Step-by-Step Instructions
  1. Preheat your oven to 350°F (175°C). Lightly grease a 10x15-inch jelly roll pan, line it with parchment paper, and lightly grease the parchment. Dust a clean, lint-free kitchen towel generously with cocoa powder.
  2. In a large bowl, whisk the 4 egg yolks, 1/4 cup (50g) of the granulated sugar, vegetable oil, buttermilk, and vanilla until pale and frothy. Sift the cake flour, Dutch-processed cocoa powder, baking powder, and salt directly into the yolk mixture. Fold gently until just combined.
  3. In a separate clean bowl, whip the 4 egg whites until soft peaks form. Gradually pour in the remaining 1/4 cup (50g) of granulated sugar while mixing on high speed. Whip until stiff, glossy peaks form. Gently fold the meringue into the chocolate batter in three batches.
  4. Spread the batter evenly into your prepared jelly roll pan. Use an offset spatula to smooth the surface. Bake for 10 to 12 minutes until the top springs back slightly when pressed.
  5. Immediately turn the hot cake out onto your cocoa-dusted kitchen towel. Peel off the parchment paper. While still steaming hot, roll the cake up tightly from the short end, with the towel inside. Cool completely on a wire rack for 1 hour.
  6. Beat the softened cream cheese and creamy peanut butter until smooth. Add the sifted powdered sugar and vanilla extract. In a separate chilled bowl, whip the heavy cream until stiff peaks form. Fold the whipped cream into the peanut butter mixture.
  7. Unroll the cooled sponge. Spread the peanut butter filling evenly over the surface, leaving a 1/2-inch border. Gently re-roll the cake without the towel. Wrap in plastic wrap and chill in the refrigerator for at least 2 hours.

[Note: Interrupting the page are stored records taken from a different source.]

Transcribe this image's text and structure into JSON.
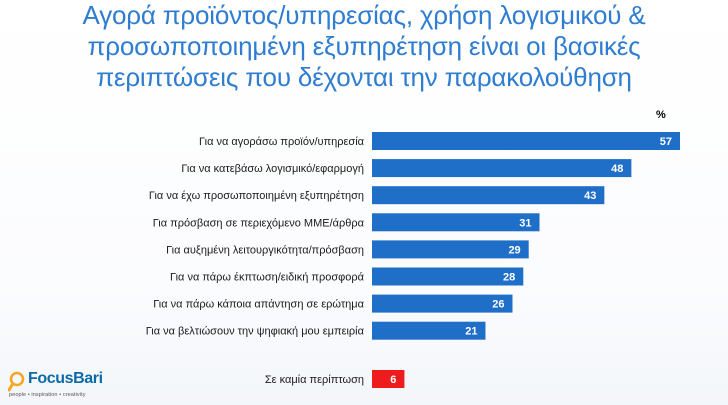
{
  "title": {
    "lines": [
      "Αγορά προϊόντος/υπηρεσίας, χρήση λογισμικού &",
      "προσωποποιημένη εξυπηρέτηση είναι οι βασικές",
      "περιπτώσεις που δέχονται την παρακολούθηση"
    ]
  },
  "colors": {
    "title": "#2f7dd1",
    "bar": "#1f6ec8",
    "highlight_bar": "#ee1c1c"
  },
  "chart_data": {
    "type": "bar",
    "orientation": "horizontal",
    "unit_label": "%",
    "categories": [
      "Για να αγοράσω προϊόν/υπηρεσία",
      "Για να κατεβάσω λογισμικό/εφαρμογή",
      "Για να έχω προσωποποιημένη εξυπηρέτηση",
      "Για πρόσβαση σε περιεχόμενο ΜΜΕ/άρθρα",
      "Για αυξημένη λειτουργικότητα/πρόσβαση",
      "Για να πάρω έκπτωση/ειδική προσφορά",
      "Για να πάρω κάποια απάντηση σε ερώτημα",
      "Για να βελτιώσουν την ψηφιακή μου εμπειρία"
    ],
    "values": [
      57,
      48,
      43,
      31,
      29,
      28,
      26,
      21
    ],
    "extra": {
      "category": "Σε καμία περίπτωση",
      "value": 6
    },
    "xlim": [
      0,
      57
    ]
  },
  "logo": {
    "name": "FocusBari",
    "tagline": "people • inspiration • creativity"
  }
}
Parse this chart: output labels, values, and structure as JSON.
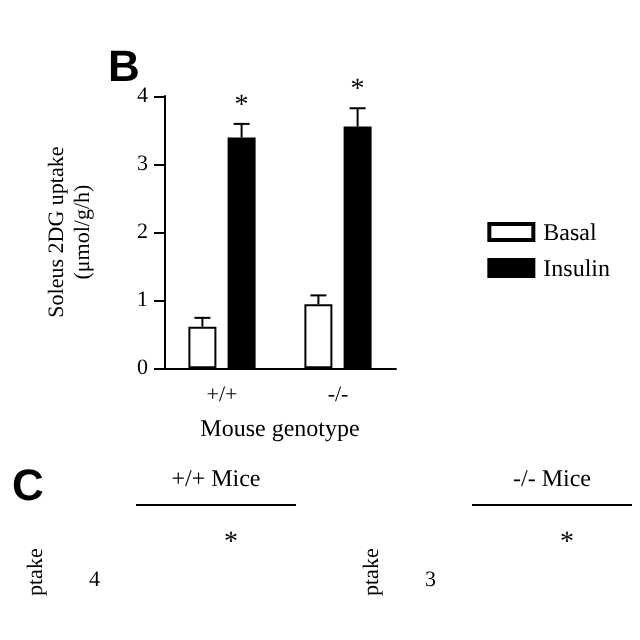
{
  "chart_data": [
    {
      "type": "bar",
      "categories": [
        "+/+",
        "-/-"
      ],
      "xlabel": "Mouse genotype",
      "ylabel": "Soleus 2DG uptake\n(μmol/g/h)",
      "ylim": [
        0,
        4
      ],
      "yticks": [
        0,
        1,
        2,
        3,
        4
      ],
      "legend": "right",
      "grid": false,
      "series": [
        {
          "name": "Basal",
          "color": "#ffffff",
          "values": [
            0.61,
            0.94
          ],
          "errors": [
            [
              0.61,
              0.74
            ],
            [
              0.94,
              1.07
            ]
          ]
        },
        {
          "name": "Insulin",
          "color": "#000000",
          "values": [
            3.39,
            3.55
          ],
          "errors": [
            [
              3.39,
              3.59
            ],
            [
              3.55,
              3.82
            ]
          ]
        }
      ],
      "annotations": [
        "B",
        "*",
        "*"
      ]
    },
    {
      "type": "other",
      "title": "+/+ Mice",
      "ylabel": "ptake",
      "annotations": [
        "C",
        "*",
        "4"
      ]
    },
    {
      "type": "other",
      "title": "-/- Mice",
      "ylabel": "ptake",
      "annotations": [
        "*",
        "3"
      ]
    }
  ]
}
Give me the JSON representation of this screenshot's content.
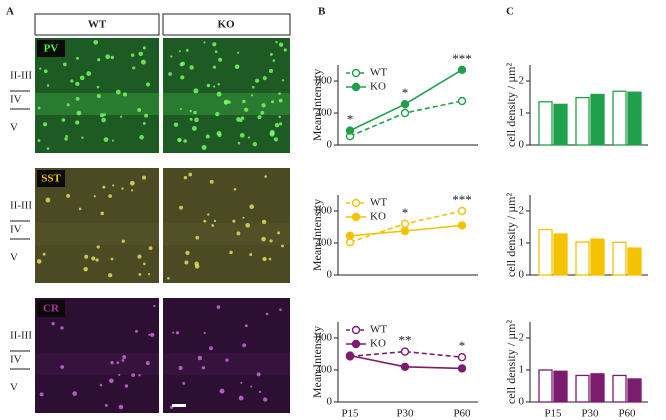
{
  "panel_labels": [
    "A",
    "B",
    "C"
  ],
  "panel_a": {
    "columns": [
      "WT",
      "KO"
    ],
    "rows": [
      {
        "marker": "PV",
        "layers": [
          "II-III",
          "IV",
          "V"
        ]
      },
      {
        "marker": "SST",
        "layers": [
          "II-III",
          "IV",
          "V"
        ]
      },
      {
        "marker": "CR",
        "layers": [
          "II-III",
          "IV",
          "V"
        ]
      }
    ]
  },
  "chart_data": [
    {
      "type": "line",
      "ylabel": "Mean Intensity",
      "categories": [
        null,
        null,
        null
      ],
      "ylim": [
        0,
        1000
      ],
      "yticks": [
        0,
        400,
        800
      ],
      "legend": "upper left",
      "annotations": [
        "*",
        "*",
        "***"
      ],
      "series": [
        {
          "name": "WT",
          "color": "#21a04b",
          "dashed": true,
          "hollow": true,
          "values": [
            110,
            400,
            550
          ]
        },
        {
          "name": "KO",
          "color": "#21a04b",
          "dashed": false,
          "hollow": false,
          "values": [
            180,
            510,
            940
          ]
        }
      ]
    },
    {
      "type": "line",
      "ylabel": "Mean Intensity",
      "categories": [
        null,
        null,
        null
      ],
      "ylim": [
        0,
        1000
      ],
      "yticks": [
        0,
        400,
        800
      ],
      "legend": "upper left",
      "annotations": [
        null,
        "*",
        "***"
      ],
      "series": [
        {
          "name": "WT",
          "color": "#f5c200",
          "dashed": true,
          "hollow": true,
          "values": [
            410,
            640,
            800
          ]
        },
        {
          "name": "KO",
          "color": "#f5c200",
          "dashed": false,
          "hollow": false,
          "values": [
            490,
            550,
            620
          ]
        }
      ]
    },
    {
      "type": "line",
      "ylabel": "Mean Intensity",
      "categories": [
        "P15",
        "P30",
        "P60"
      ],
      "ylim": [
        0,
        1000
      ],
      "yticks": [
        0,
        400,
        800
      ],
      "legend": "upper left",
      "annotations": [
        null,
        "**",
        "*"
      ],
      "series": [
        {
          "name": "WT",
          "color": "#7d1b6e",
          "dashed": true,
          "hollow": true,
          "values": [
            570,
            630,
            560
          ]
        },
        {
          "name": "KO",
          "color": "#7d1b6e",
          "dashed": false,
          "hollow": false,
          "values": [
            580,
            440,
            420
          ]
        }
      ]
    },
    {
      "type": "bar",
      "ylabel": "cell density / µm²",
      "categories": [
        null,
        null,
        null
      ],
      "ylim": [
        0,
        2.5
      ],
      "yticks": [
        0,
        1,
        2
      ],
      "series": [
        {
          "color": "#21a04b",
          "hollow": true,
          "values": [
            1.35,
            1.48,
            1.68
          ]
        },
        {
          "color": "#21a04b",
          "hollow": false,
          "values": [
            1.27,
            1.58,
            1.65
          ]
        }
      ]
    },
    {
      "type": "bar",
      "ylabel": "cell density / µm²",
      "categories": [
        null,
        null,
        null
      ],
      "ylim": [
        0,
        2.5
      ],
      "yticks": [
        0,
        1,
        2
      ],
      "series": [
        {
          "color": "#f5c200",
          "hollow": true,
          "values": [
            1.42,
            1.03,
            1.02
          ]
        },
        {
          "color": "#f5c200",
          "hollow": false,
          "values": [
            1.28,
            1.12,
            0.84
          ]
        }
      ]
    },
    {
      "type": "bar",
      "ylabel": "cell density / µm²",
      "categories": [
        "P15",
        "P30",
        "P60"
      ],
      "ylim": [
        0,
        2.5
      ],
      "yticks": [
        0,
        1,
        2
      ],
      "series": [
        {
          "color": "#7d1b6e",
          "hollow": true,
          "values": [
            1.0,
            0.83,
            0.83
          ]
        },
        {
          "color": "#7d1b6e",
          "hollow": false,
          "values": [
            0.96,
            0.88,
            0.72
          ]
        }
      ]
    }
  ]
}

  8. Microwave 1/3 cup of heavy cream until simmering, pour over the dark chocolate chips, let sit for 2 minutes, then whisk until smooth. Drizzle over the chilled cake roll. Sprinkle immediately with powdered sugar, chopped peanut butter cups, and crushed peanuts.

Notes

Ensure your egg white bowl is completely grease-free.
Always roll the sponge cake while it is still hot to prevent cracking.
Use a hot, wet knife wiped clean between slices for the perfect presentation.